Most - but not all - District 64 candidates supported COVID-19 orders for masking and more

Nearly all the candidates running for seats on the Park Ridge-Niles District 64 school board said they supported the controversial mandates for students to wear masks and practice social distancing during the COVID-19 pandemic.

One candidate said the board made what it thought was the best decision at the time, while another wouldn't share an opinion despite repeated requests.

Six people are competing for three 4-year terms in the April 4 election: incumbent Carolina Y. Sales and newcomers Francine D'Amico, Rachel Georgakis, Monica Milligan, Monika Penksa-Rossi and Matthew Doubleday.

Incumbent Denise Pearl and challenger Bryan Mercado are running for a 2-year term.

The candidates were asked about the district's response to the pandemic in questionnaires for the Daily Herald. COVID-related mandates were more divisive in District 64 than some other districts.

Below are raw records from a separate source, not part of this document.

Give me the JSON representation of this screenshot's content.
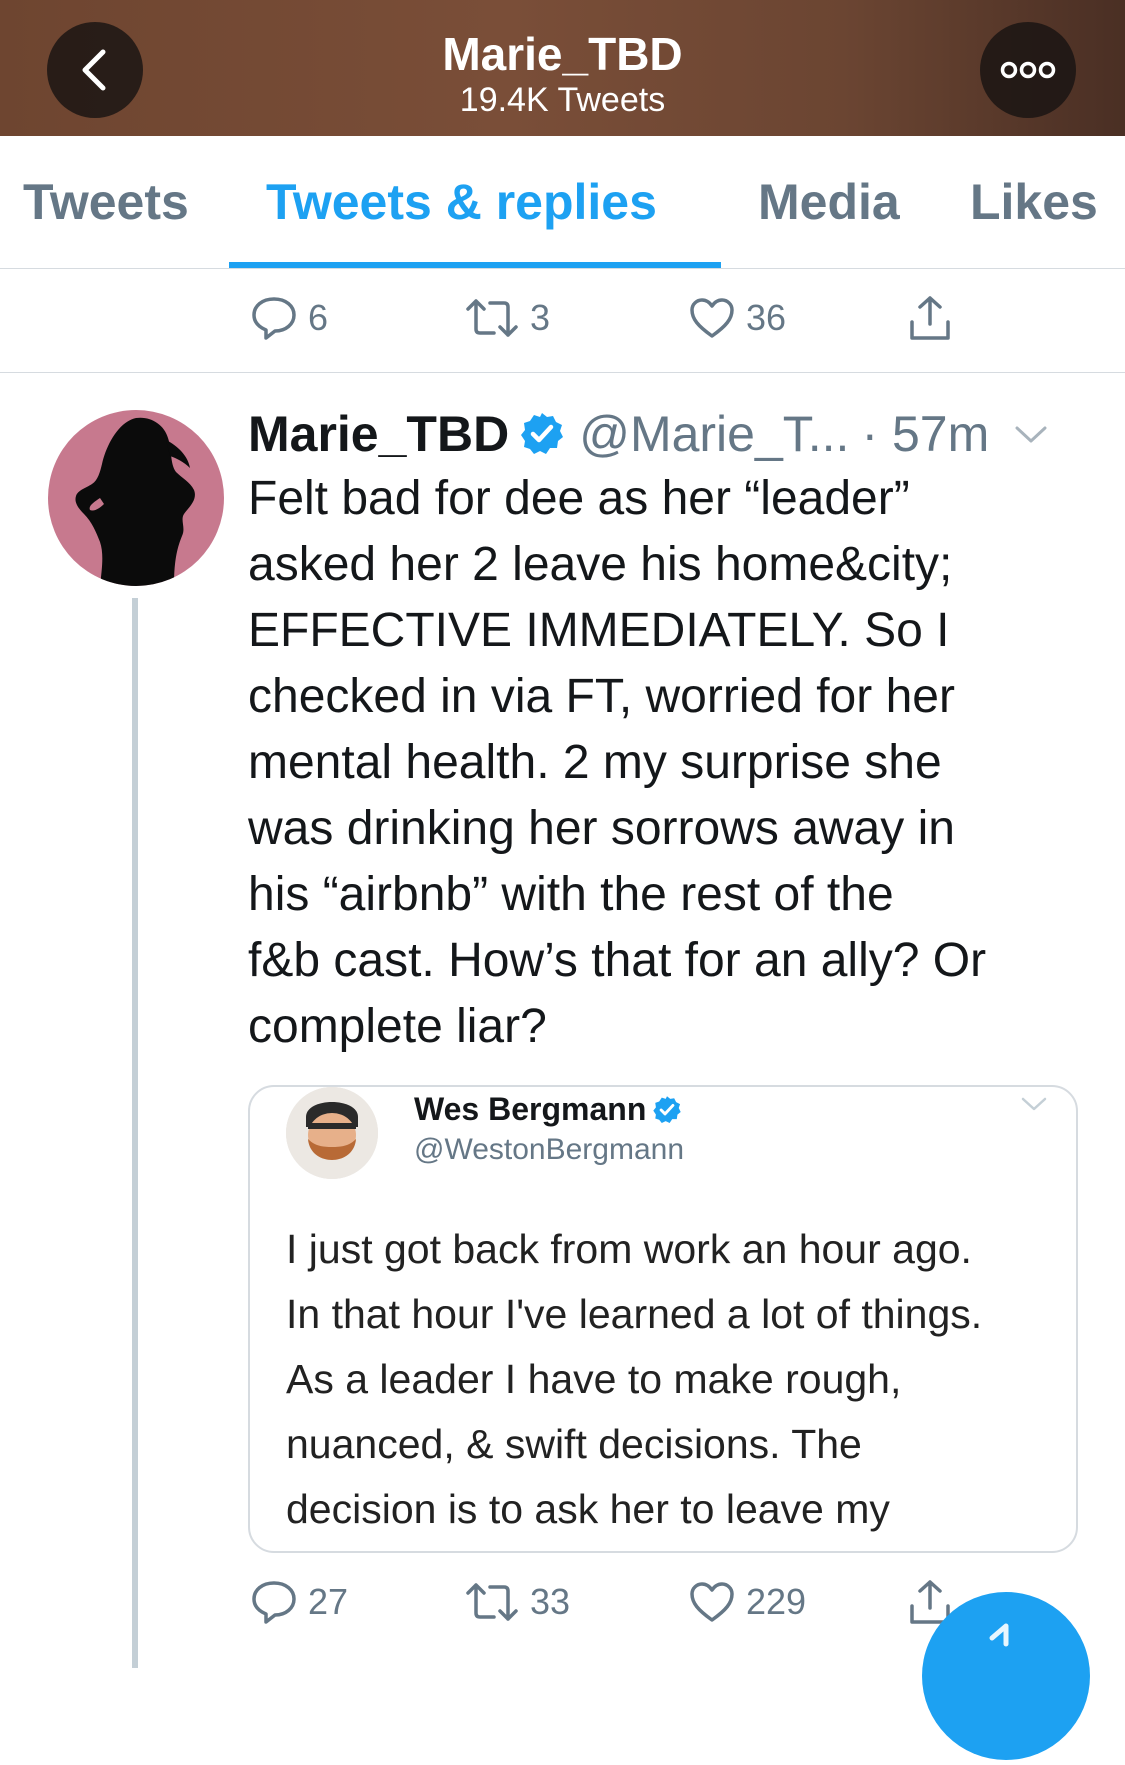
{
  "header": {
    "title": "Marie_TBD",
    "subtitle": "19.4K Tweets",
    "bg_color": "#6e4530"
  },
  "tabs": [
    {
      "label": "Tweets"
    },
    {
      "label": "Tweets & replies",
      "active": true
    },
    {
      "label": "Media"
    },
    {
      "label": "Likes"
    }
  ],
  "prev_tweet_actions": {
    "replies": "6",
    "retweets": "3",
    "likes": "36"
  },
  "tweet": {
    "name": "Marie_TBD",
    "handle": "@Marie_T...",
    "time": "· 57m",
    "verified": true,
    "lines": [
      "Felt bad for dee as her “leader”",
      "asked her 2 leave his home&city;",
      "EFFECTIVE IMMEDIATELY. So I",
      "checked in via FT, worried for her",
      "mental health. 2 my surprise she",
      "was drinking her sorrows away in",
      "his “airbnb” with the rest of the",
      "f&b cast. How’s that for an ally? Or",
      "complete liar?"
    ],
    "quoted": {
      "name": "Wes Bergmann",
      "handle": "@WestonBergmann",
      "lines": [
        "I just got back from work an hour ago.",
        "In that hour I've learned a lot of things.",
        "As a leader I have to make rough,",
        "nuanced, & swift decisions. The",
        "decision is to ask her to leave my"
      ]
    },
    "actions": {
      "replies": "27",
      "retweets": "33",
      "likes": "229"
    }
  },
  "colors": {
    "accent": "#1da1f2",
    "muted": "#657786",
    "avatar_bg": "#c7798e"
  }
}
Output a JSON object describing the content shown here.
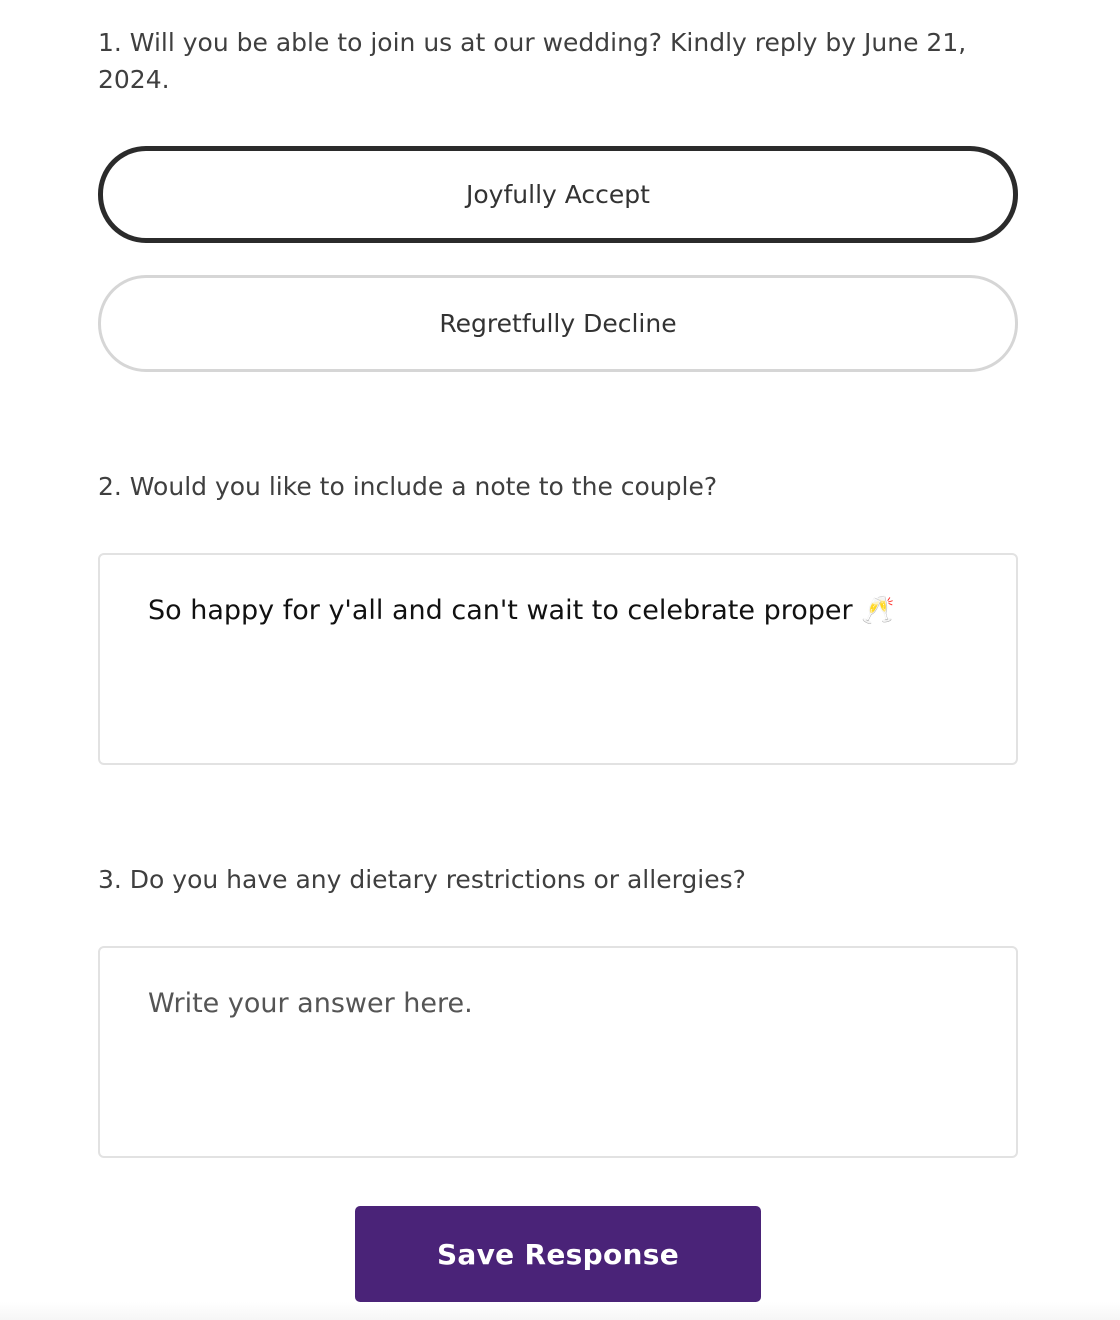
{
  "questions": [
    {
      "label": "1. Will you be able to join us at our wedding? Kindly reply by June 21, 2024.",
      "options": [
        {
          "label": "Joyfully Accept",
          "selected": true
        },
        {
          "label": "Regretfully Decline",
          "selected": false
        }
      ]
    },
    {
      "label": "2. Would you like to include a note to the couple?",
      "value": "So happy for y'all and can't wait to celebrate proper 🥂",
      "placeholder": ""
    },
    {
      "label": "3. Do you have any dietary restrictions or allergies?",
      "value": "",
      "placeholder": "Write your answer here."
    }
  ],
  "save_button": {
    "label": "Save Response"
  },
  "colors": {
    "accent": "#4a2378",
    "selected_border": "#2b2b2b",
    "unselected_border": "#d6d6d6"
  }
}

Some parents and community members implored board members to end masking rules and other policies aimed to stop the spread of the disease in schools. In September 2021, two parents who were forced to pull their three children from school because the kids hadn't quarantined after a trip abroad sued the district.

This past January, following criticism over COVID-19 mitigation efforts and other issues, Superintendent Eric Olson announced he plans to resign in June.

Pearl, the board's president, stood by the panel's decision to rely on local and state-level experts for guidance.

Pearl also said she believes the critics of the district's COVID-related policies didn't represent most of the community.

"District 64 effectively and appropriately collaborated with (Maine Township High School) District 207 and its other feeder districts when making decisions regarding COVID protocols to present a united decision for the community," said Pearl, a university affiliate instructor from Park Ridge who joined the board in 2019.

Sales, a Park Ridge attorney elected to the board in 2019, defended the board's decision to follow health guidelines. She said she supported the orders "because I prioritize the safety of the students and staff."

Doubleday, a marketing and business strategy consultant from Park Ridge, said he has supported the COVID-19 mitigation strategies recommended by state public health officials.

"The biggest lesson that we all learned is that politics and emotions make for poor public health and educational decisions," he said.

Georgakis, a school counselor who lives in Park Ridge, said following state COVID-19 orders "was the right call."

"Our school board members and administrators are not experts in infectious disease or public health and should not be tasked with making decisions they are ill-equipped to make," she said.

Milligan said she "fully supported" the board's decisions on masking and social distancing.

"I believe that we are obligated to follow data-driven, research-backed public safety orders even if (they are) inconvenient or not our preference," said Milligan, a Park Ridge resident who is the chief program officer with a nonprofit in the educational field.

Penksa-Rossi, a chiropractor from Park Ridge, also backed the state mandates, saying people must be aware of community members who have weak immune systems or other health issues.

Mercado said board members "made a decision that they thought was best at that time."

"You can agree or disagree, but the reality is that only time will tell if that decision was right or if that decision was wrong," said Mercado, a real estate broker from Park Ridge.

Mercado noted that he and his family complied with masking and social distancing orders.

D'Amico, a Park Ridge resident who works in marketing, declined to directly answer the question, saying she didn't think it was relevant to running for a school board seat.

Still, D'Amico said she thought the board worked with Olson "to provide clear guidance to the community" during the COVID-19 crisis.